The field of camera trajectory generation suffers from fragmented knowledge and inconsistent evaluation criteria, lacking a systematic survey. Method: This paper establishes the first unified knowledge framework for the domain, clarifying foundational definitions, a comprehensive technical taxonomy—including rule-based, numerical optimization, supervised/reinforcement learning, and neural motion modeling approaches—and a multidimensional evaluation system. It introduces the first holistic method classification scheme and cross-benchmark evaluation guidelines, integrating mainstream datasets and human-in-the-loop assessment protocols. Contribution/Results: The study identifies critical gaps—insufficient adaptability, low computational efficiency, and limited creative expressivity—and proposes future directions toward efficient modeling, dynamic environment adaptation, and semantics-controllable generation. The framework provides a reusable theoretical foundation and practical paradigm for computer graphics, VR, robotic navigation, and intelligent cinematic production.

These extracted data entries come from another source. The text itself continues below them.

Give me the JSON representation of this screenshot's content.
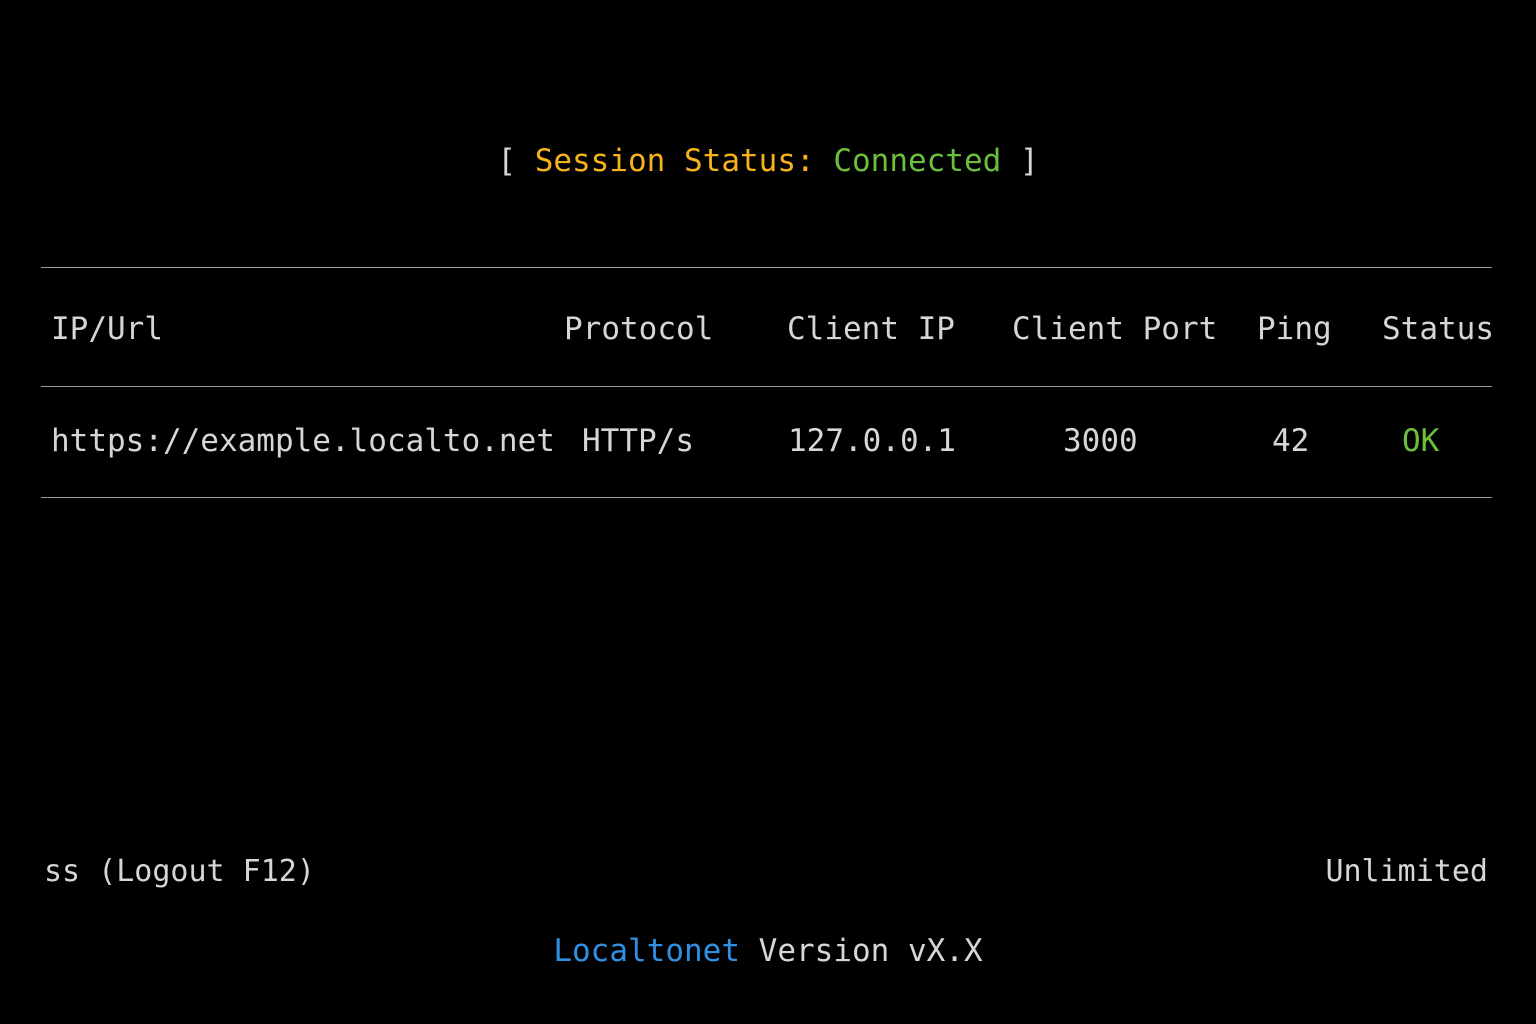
{
  "colors": {
    "label_yellow": "#f5b21b",
    "status_green": "#6cbf3c",
    "brand_blue": "#2f8fe3",
    "text": "#d6d6d6",
    "rule": "#9a9a9a",
    "background": "#000000"
  },
  "session": {
    "open_bracket": "[",
    "label": "Session Status:",
    "value": "Connected",
    "close_bracket": "]"
  },
  "table": {
    "headers": {
      "ip_url": "IP/Url",
      "protocol": "Protocol",
      "client_ip": "Client IP",
      "client_port": "Client Port",
      "ping": "Ping",
      "status": "Status"
    },
    "rows": [
      {
        "ip_url": "https://example.localto.net",
        "protocol": "HTTP/s",
        "client_ip": "127.0.0.1",
        "client_port": "3000",
        "ping": "42",
        "status": "OK"
      }
    ]
  },
  "footer": {
    "left": "ss (Logout F12)",
    "right": "Unlimited"
  },
  "version": {
    "brand": "Localtonet",
    "text": "Version vX.X"
  }
}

Camera trajectory generation is a cornerstone in computer graphics, robotics, virtual reality, and cinematography, enabling seamless and adaptive camera movements that enhance visual storytelling and immersive experiences. Despite its growing prominence, the field lacks a systematic and unified survey that consolidates essential knowledge and advancements in this domain. This paper addresses this gap by providing the first comprehensive review of the field, covering from foundational definitions to advanced methodologies. We introduce the different approaches to camera representation and present an in-depth review of available camera trajectory generation models, starting with rule-based approaches and progressing through optimization-based techniques, machine learning advancements, and hybrid methods that integrate multiple strategies. Additionally, we gather and analyze the metrics and datasets commonly used for evaluating camera trajectory systems, offering insights into how these tools measure performance, aesthetic quality, and practical applicability. Finally, we highlight existing limitations, critical gaps in current research, and promising opportunities for investment and innovation in the field. This paper not only serves as a foundational resource for researchers entering the field but also paves the way for advancing adaptive, efficient, and creative camera trajectory systems across diverse applications.